Luego de que Rosa Espino fuera admitida en el Liceo Hidalgo, Anselmo de la Portilla le dijo a uno de los editores que la habían dado a conocer, Vicente Riva Palacio: “Para escribir como (ella) escribe se necesita tener alma de mujer, de mujer virgen. Esa ternura y ese sentimiento no los expresa así jamás un hombre”. La fama de Espino continuó creciendo durante 1873 y 1874. Se había vuelto musa de poetas incipientes que buscaban su favor en rimas y versos.

Los temas preferidos de Rosa eran la naturaleza, el amor, el sueño; pero también tenía una faceta patriota y escribió poemas a Hidalgo y demás insurgentes, por lo que fue incluida en el “Romancero de la Independencia”, junto con escritores de renombre, como José María Vigil, Guillermo Prieto, Ireneo Paz, Gustavo Baz y Manuel Gutiérrez Nájera.

En 1875, el furor por Rosa Espino comenzó a decaer. Ya no publicaba versos y sus admiradores parecían estar ocupados en cosas más tangibles, además, comenzó a crecer el rumor de que la sensibilidad y belleza de la poeta eran resultado de la imaginación de un tercero. Como fuera, el misticismo tras la autora era innegable. Ante esto, Francisco Sosa compiló los sueltos de la jalisciense en una antología que tituló Flores del alma. La edición se agotó: “Magníficamente impresa (…) se acaba de dar a luz la colección de poesías de Rosa Espino, poeta o poetisa jalisciense, pues parece que el verdadero autor se oculta modestamente bajo un seudónimo”. En ese momento se reconoció el genio creativo, pero no se volvió a aludir a la provocativa belleza de la escritora.
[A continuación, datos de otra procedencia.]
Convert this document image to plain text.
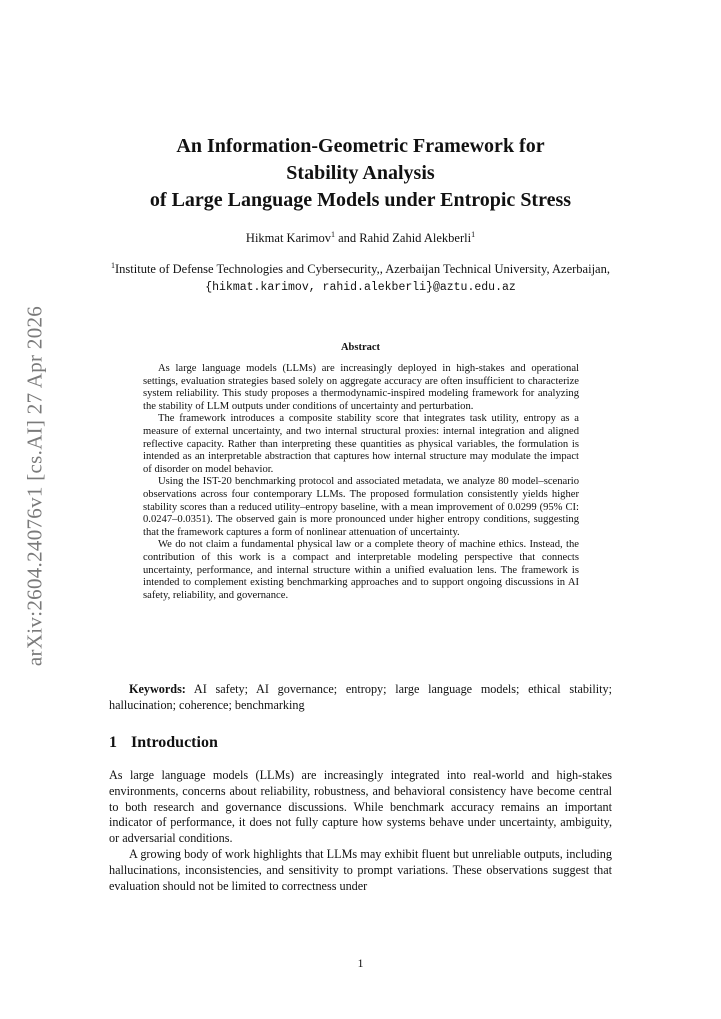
arXiv:2604.24076v1 [cs.AI] 27 Apr 2026
An Information-Geometric Framework for
Stability Analysis
of Large Language Models under Entropic Stress
Hikmat Karimov$^1$ and Rahid Zahid Alekberli$^1$
$^1$Institute of Defense Technologies and Cybersecurity,, Azerbaijan Technical University, Azerbaijan, {hikmat.karimov, rahid.alekberli}@aztu.edu.az
Abstract

As large language models (LLMs) are increasingly deployed in high-stakes and operational settings, evaluation strategies based solely on aggregate accuracy are often insufficient to characterize system reliability. This study proposes a thermodynamic-inspired modeling framework for analyzing the stability of LLM outputs under conditions of uncertainty and perturbation.

The framework introduces a composite stability score that integrates task utility, entropy as a measure of external uncertainty, and two internal structural proxies: internal integration and aligned reflective capacity. Rather than interpreting these quantities as physical variables, the formulation is intended as an interpretable abstraction that captures how internal structure may modulate the impact of disorder on model behavior.

Using the IST-20 benchmarking protocol and associated metadata, we analyze 80 model–scenario observations across four contemporary LLMs. The proposed formulation consistently yields higher stability scores than a reduced utility–entropy baseline, with a mean improvement of 0.0299 (95% CI: 0.0247–0.0351). The observed gain is more pronounced under higher entropy conditions, suggesting that the framework captures a form of nonlinear attenuation of uncertainty.

We do not claim a fundamental physical law or a complete theory of machine ethics. Instead, the contribution of this work is a compact and interpretable modeling perspective that connects uncertainty, performance, and internal structure within a unified evaluation lens. The framework is intended to complement existing benchmarking approaches and to support ongoing discussions in AI safety, reliability, and governance.

Keywords: AI safety; AI governance; entropy; large language models; ethical stability; hallucination; coherence; benchmarking
1 Introduction

As large language models (LLMs) are increasingly integrated into real-world and high-stakes environments, concerns about reliability, robustness, and behavioral consistency have become central to both research and governance discussions. While benchmark accuracy remains an important indicator of performance, it does not fully capture how systems behave under uncertainty, ambiguity, or adversarial conditions.

A growing body of work highlights that LLMs may exhibit fluent but unreliable outputs, including hallucinations, inconsistencies, and sensitivity to prompt variations. These observations suggest that evaluation should not be limited to correctness under

1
Pocos años después, el mismo Sosa realizó una edición de poesía de Vicente Riva Palacio. Al igual que con la poesía de Espino, Sosa se esmeró en realizar un prólogo que entusiasmara a los lectores. Para los textos de Riva Palacio, el prólogo discurrió sobre un secreto que a Sosa le apremiaba contar y, en vista de que los poemas del militar hablaban por sí mismos, fue de lleno a la narrativa: “Redactábamos en 1872 varios amigos y yo un periódico político: El Imparcial. Siguiendo la costumbre establecida entre nosotros, amenizábamos las publicaciones con piezas literarias nacionales y extranjeras, en los números de los domingos, y creímos que, para imprimir a la sección consagrada a las bellas letras, cierto interés, nada sería más a propósito que suponer o fingir la existencia de una poetisa mexicana, ocultando su personalidad en el misterio de un seudónimo. Encargose el general Riva Palacio de escribir las poesías, y lo hizo con tan feliz éxito, que en breve el nombre de la incógnita cantora era repetido con entusiasmo, no ya por los simples aficionado al arte y por las damas, sino por los literatos de renombre”.
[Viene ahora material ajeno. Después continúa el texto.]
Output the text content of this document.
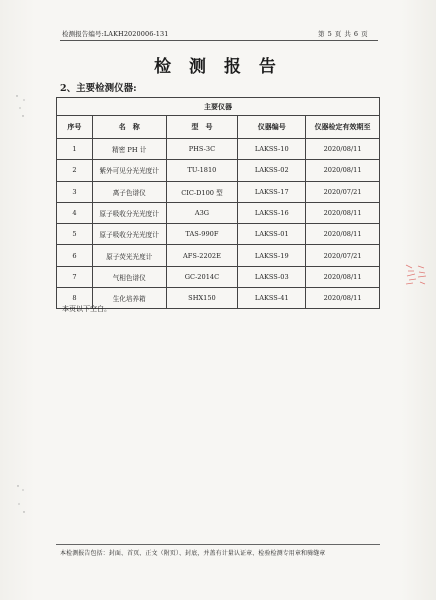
检测报告编号:LAKH2020006-131	第 5 页 共 6 页
检 测 报 告
2、主要检测仪器:
主要仪器				
序号	名　称	型　号	仪器编号	仪器检定有效期至
1	精密 PH 计	PHS-3C	LAKSS-10	2020/08/11
2	紫外可见分光光度计	TU-1810	LAKSS-02	2020/08/11
3	离子色谱仪	CIC-D100 型	LAKSS-17	2020/07/21
4	原子吸收分光光度计	A3G	LAKSS-16	2020/08/11
5	原子吸收分光光度计	TAS-990F	LAKSS-01	2020/08/11
6	原子荧光光度计	AFS-2202E	LAKSS-19	2020/07/21
7	气相色谱仪	GC-2014C	LAKSS-03	2020/08/11
8	生化培养箱	SHX150	LAKSS-41	2020/08/11
本页以下空白。
本检测报告包括：封面、首页、正文（附页）、封底，并盖有计量认证章、检验检测专用章和骑缝章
El mismo Riva Palacio, quien conservó el diploma del Liceo Hidalgo, reconoció que tuvo “temor de que, al descubrirse la personalidad de Rosa Espino, hubiera un movimiento de enojo contra mi persona por la parte de burla que implicaba toda la trama, pero cuando por fin se supo la verdad, mis compañeros literatos rieron de buena gana”. No obstante, “no todo fue miel sobre buñuelo, pues no faltó quien desahogara sus cóleras criticando mi persona, en especial por escribir bajo seudónimo mujeril: ‘Nació para correr tras las pesetas/ y asegurar la cotidiana sopa/ gastar carruaje; visitar Europa/ y haciendo de mujer zurcir cuartetas’”. Así, la opinión se dividió entre los que apreciaban el valor literario sin importar el autor y los que condenaron la actuación del militar.

El paso de Rosa Espino por las letras nacionales dejó una huella profunda; aún hoy, con ingenuidad o ignorancia, la Fundación para las Letras Mexicanas sostiene que la bella quinceañera existió y que falleció en 1900.